Informally, I learnt to understand other Africa accents and I made friend with fellows from 17 other African countries.  I thought I knew so much about Africa but this fellowship helped me to know Africa and Africans for who we really are, an amazing race too often misrepresented by the media.

The Presidential summit was the climax for the fellowship, we arrived in Washington on the evening of the 31st of July, but what I wasn’t prepared for were the memorial pins made for all fellows to remember John Paul Usman (RIP), I tried not to cry but I broke down. John Paul died due to an accident while hiking near Virginia Polytechnic Institute and State University, where he was studying civic leadership as a 2016 Mandela Washington Fellow.

I kept seeing him smiling as I told him see you in Washington at the end of our pre-departure orientation in Abuja which never came to be.

The 3 days of the summit were informative, educative and interactive; I got to meet about 50 more people from about 20 more countries. On the last day of the summit, I got to see and hear my legend, President Barack Obama and I was forever inspired.  When I was given the autograph signed by him saying ‘all the best’ tears came to my eyes.

After the fellowship, I plan to continue my work as a developmental disabilities manager and work towards the elimination of malnutrition as a major contributing factor to developmental delay and infant mortality rate through advocacy programs in rural communities, showing them how to make the baby formula I designed, made from local grains that costs less than a N800 or $2 to feed a child a month.

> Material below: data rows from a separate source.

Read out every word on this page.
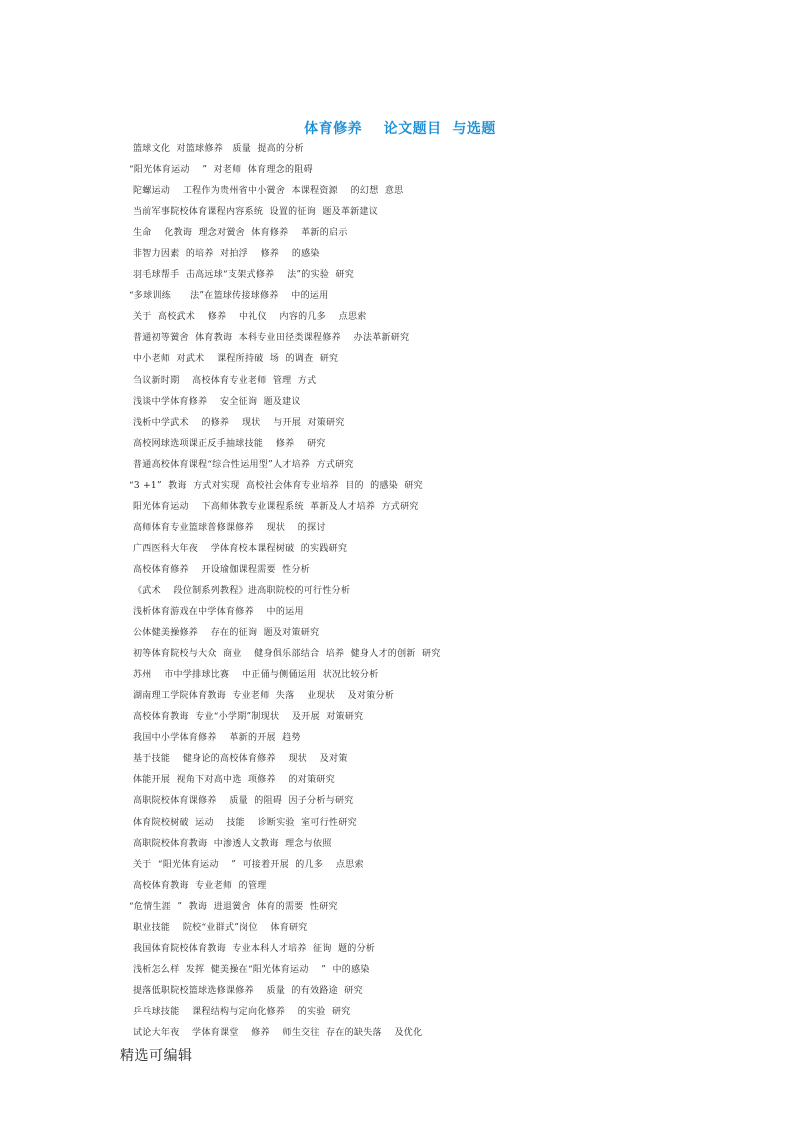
体育修养    论文题目  与选题
篮球文化  对篮球修养   质量  提高的分析
“阳光体育运动    ”  对老师  体育理念的阻碍
陀螺运动    工程作为贵州省中小黉舍  本课程资源    的幻想  意思
当前军事院校体育课程内容系统  设置的征询  题及革新建议
生命    化教诲  理念对黉舍  体育修养    革新的启示
非智力因素  的培养  对拍浮    修养    的感染
羽毛球帮手  击高远球“支架式修养    法”的实验  研究
“多球训练      法”在篮球传接球修养    中的运用
关于  高校武术    修养    中礼仪    内容的几多    点思索
普通初等黉舍  体育教诲  本科专业田径类课程修养    办法革新研究
中小老师  对武术    课程所持破  场  的调查  研究
刍议新时期    高校体育专业老师  管理  方式
浅谈中学体育修养    安全征询  题及建议
浅析中学武术    的修养    现状    与开展  对策研究
高校网球选项课正反手抽球技能    修养    研究
普通高校体育课程“综合性运用型”人才培养  方式研究
“3 +1”  教诲  方式对实现  高校社会体育专业培养  目的  的感染  研究
阳光体育运动    下高师体教专业课程系统  革新及人才培养  方式研究
高师体育专业篮球普修课修养    现状    的探讨
广西医科大年夜    学体育校本课程树破  的实践研究
高校体育修养    开设瑜伽课程需要  性分析
《武术    段位制系列教程》进高职院校的可行性分析
浅析体育游戏在中学体育修养    中的运用
公体健美操修养    存在的征询  题及对策研究
初等体育院校与大众  商业    健身俱乐部结合  培养  健身人才的创新  研究
苏州    市中学排球比赛    中正俑与侧俑运用  状况比较分析
湖南理工学院体育教诲  专业老师  失落    业现状    及对策分析
高校体育教诲  专业“小学期”制现状    及开展  对策研究
我国中小学体育修养    革新的开展  趋势
基于技能    健身论的高校体育修养    现状    及对策
体能开展  视角下对高中选  项修养    的对策研究
高职院校体育课修养    质量  的阻碍  因子分析与研究
体育院校树破  运动    技能    诊断实验  室可行性研究
高职院校体育教诲  中渗透人文教诲  理念与依照
关于  “阳光体育运动    ”  可接着开展  的几多    点思索
高校体育教诲  专业老师  的管理
“危情生涯  ”  教诲  进退黉舍  体育的需要  性研究
职业技能    院校“业群式”岗位    体育研究
我国体育院校体育教诲  专业本科人才培养  征询  题的分析
浅析怎么样  发挥  健美操在“阳光体育运动    ”  中的感染
提落低职院校篮球选修课修养    质量  的有效路途  研究
乒乓球技能    课程结构与定向化修养    的实验  研究
试论大年夜    学体育课堂    修养    师生交往  存在的缺失落    及优化
精选可编辑
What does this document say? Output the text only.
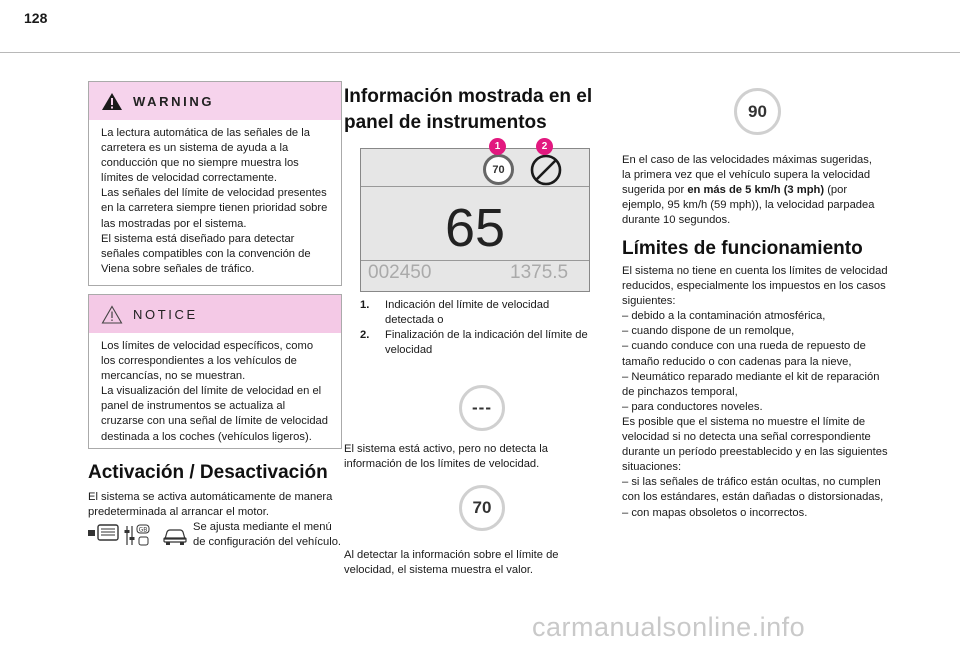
128
WARNING

La lectura automática de las señales de la carretera es un sistema de ayuda a la conducción que no siempre muestra los límites de velocidad correctamente.

Las señales del límite de velocidad presentes en la carretera siempre tienen prioridad sobre las mostradas por el sistema.

El sistema está diseñado para detectar señales compatibles con la convención de Viena sobre señales de tráfico.

NOTICE

Los límites de velocidad específicos, como los correspondientes a los vehículos de mercancías, no se muestran.

La visualización del límite de velocidad en el panel de instrumentos se actualiza al cruzarse con una señal de límite de velocidad destinada a los coches (vehículos ligeros).

Activación / Desactivación
El sistema se activa automáticamente de manera predeterminada al arrancar el motor.
GB	Se ajusta mediante el menú

de configuración del vehículo.

Información mostrada en el
panel de instrumentos
70
1	2
65
002450	1375.5
1.	Indicación del límite de velocidad detectada o
2.	Finalización de la indicación del límite de velocidad
---
El sistema está activo, pero no detecta la información de los límites de velocidad.
70
Al detectar la información sobre el límite de velocidad, el sistema muestra el valor.
90
En el caso de las velocidades máximas sugeridas, la primera vez que el vehículo supera la velocidad sugerida por en más de 5 km/h (3 mph) (por ejemplo, 95 km/h (59 mph)), la velocidad parpadea durante 10 segundos.
Límites de funcionamiento

El sistema no tiene en cuenta los límites de velocidad reducidos, especialmente los impuestos en los casos siguientes:

– debido a la contaminación atmosférica,

– cuando dispone de un remolque,

– cuando conduce con una rueda de repuesto de tamaño reducido o con cadenas para la nieve,

– Neumático reparado mediante el kit de reparación de pinchazos temporal,

– para conductores noveles.

Es posible que el sistema no muestre el límite de velocidad si no detecta una señal correspondiente durante un período preestablecido y en las siguientes situaciones:

– si las señales de tráfico están ocultas, no cumplen con los estándares, están dañadas o distorsionadas,

– con mapas obsoletos o incorrectos.

carmanualsonline.info
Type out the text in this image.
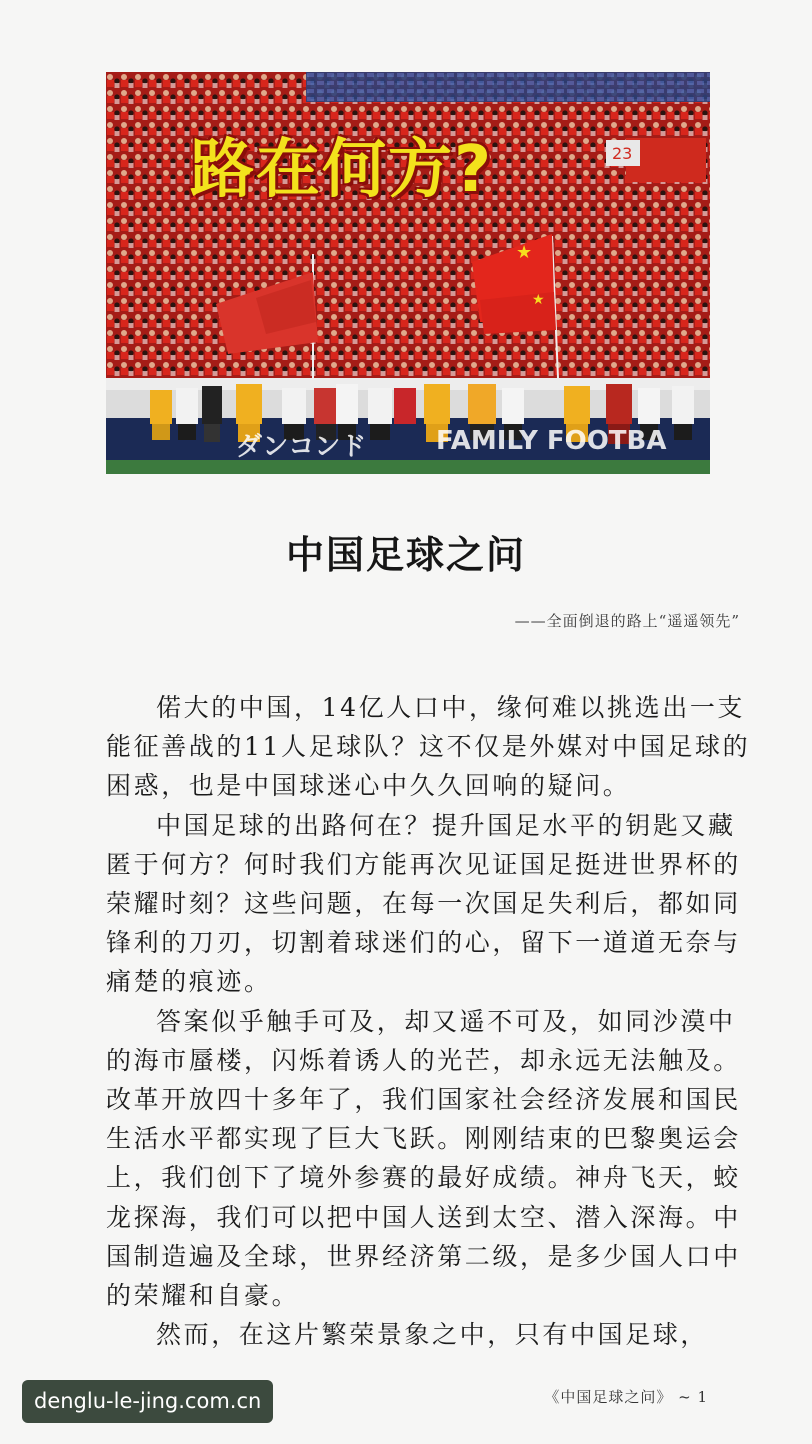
23
★
★
ダンコンド	FAMILY FOOTBA
路在何方?
中国足球之问
——全面倒退的路上“遥遥领先”

偌大的中国，14亿人口中，缘何难以挑选出一支能征善战的11人足球队？这不仅是外媒对中国足球的困惑，也是中国球迷心中久久回响的疑问。

中国足球的出路何在？提升国足水平的钥匙又藏匿于何方？何时我们方能再次见证国足挺进世界杯的荣耀时刻？这些问题，在每一次国足失利后，都如同锋利的刀刃，切割着球迷们的心，留下一道道无奈与痛楚的痕迹。

答案似乎触手可及，却又遥不可及，如同沙漠中的海市蜃楼，闪烁着诱人的光芒，却永远无法触及。改革开放四十多年了，我们国家社会经济发展和国民生活水平都实现了巨大飞跃。刚刚结束的巴黎奥运会上，我们创下了境外参赛的最好成绩。神舟飞天，蛟龙探海，我们可以把中国人送到太空、潜入深海。中国制造遍及全球，世界经济第二级，是多少国人口中的荣耀和自豪。

然而，在这片繁荣景象之中，只有中国足球，

《中国足球之问》 ~ 1
denglu-le-jing.com.cn
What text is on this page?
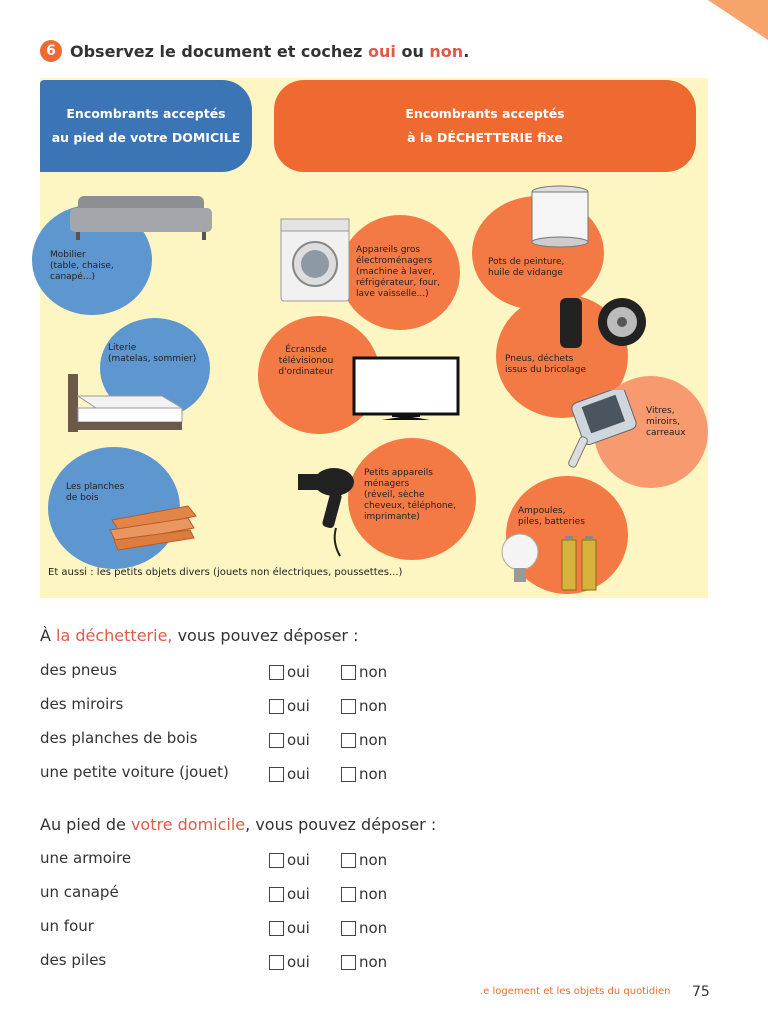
6 Observez le document et cochez oui ou non.
Encombrants acceptés
au pied de votre DOMICILE
Encombrants acceptés
à la DÉCHETTERIE fixe
Mobilier
(table, chaise,
canapé...)
Literie
(matelas, sommier)
Les planches
de bois
Appareils gros
électroménagers
(machine à laver,
réfrigérateur, four,
lave vaisselle...)
Écransde télévisionou d'ordinateur
Petits appareils
ménagers
(réveil, sèche
cheveux, téléphone,
imprimante)
Pots de peinture,
huile de vidange
Pneus, déchets
issus du bricolage
Vitres,
miroirs,
carreaux
Ampoules,
piles, batteries
Et aussi : les petits objets divers (jouets non électriques, poussettes...)
À la déchetterie, vous pouvez déposer :
des pneus	oui	non
des miroirs	oui	non
des planches de bois	oui	non
une petite voiture (jouet)	oui	non
Au pied de votre domicile, vous pouvez déposer :
une armoire	oui	non
un canapé	oui	non
un four	oui	non
des piles	oui	non
.e logement et les objets du quotidien 75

The depth of gratitude I feel for the opportunity of this fellowship cannot be put into words. I am forever grateful because this fellowship came at a time I was at my lowest and now I have been inspired.

Thank you President Obama, you are my Legend!

I promise to ensure all that was invested in me through this fellowship is not a waste.

From an immensely grateful fellow,
Anthonia Bisola Abayomi-ojo

Anthonia Bisola Abayomi-ojo was part of the Nigerian cohort to this year’s Mandela Washington Fellowship for Young African Leaders.  She was on the Civic Leadership track.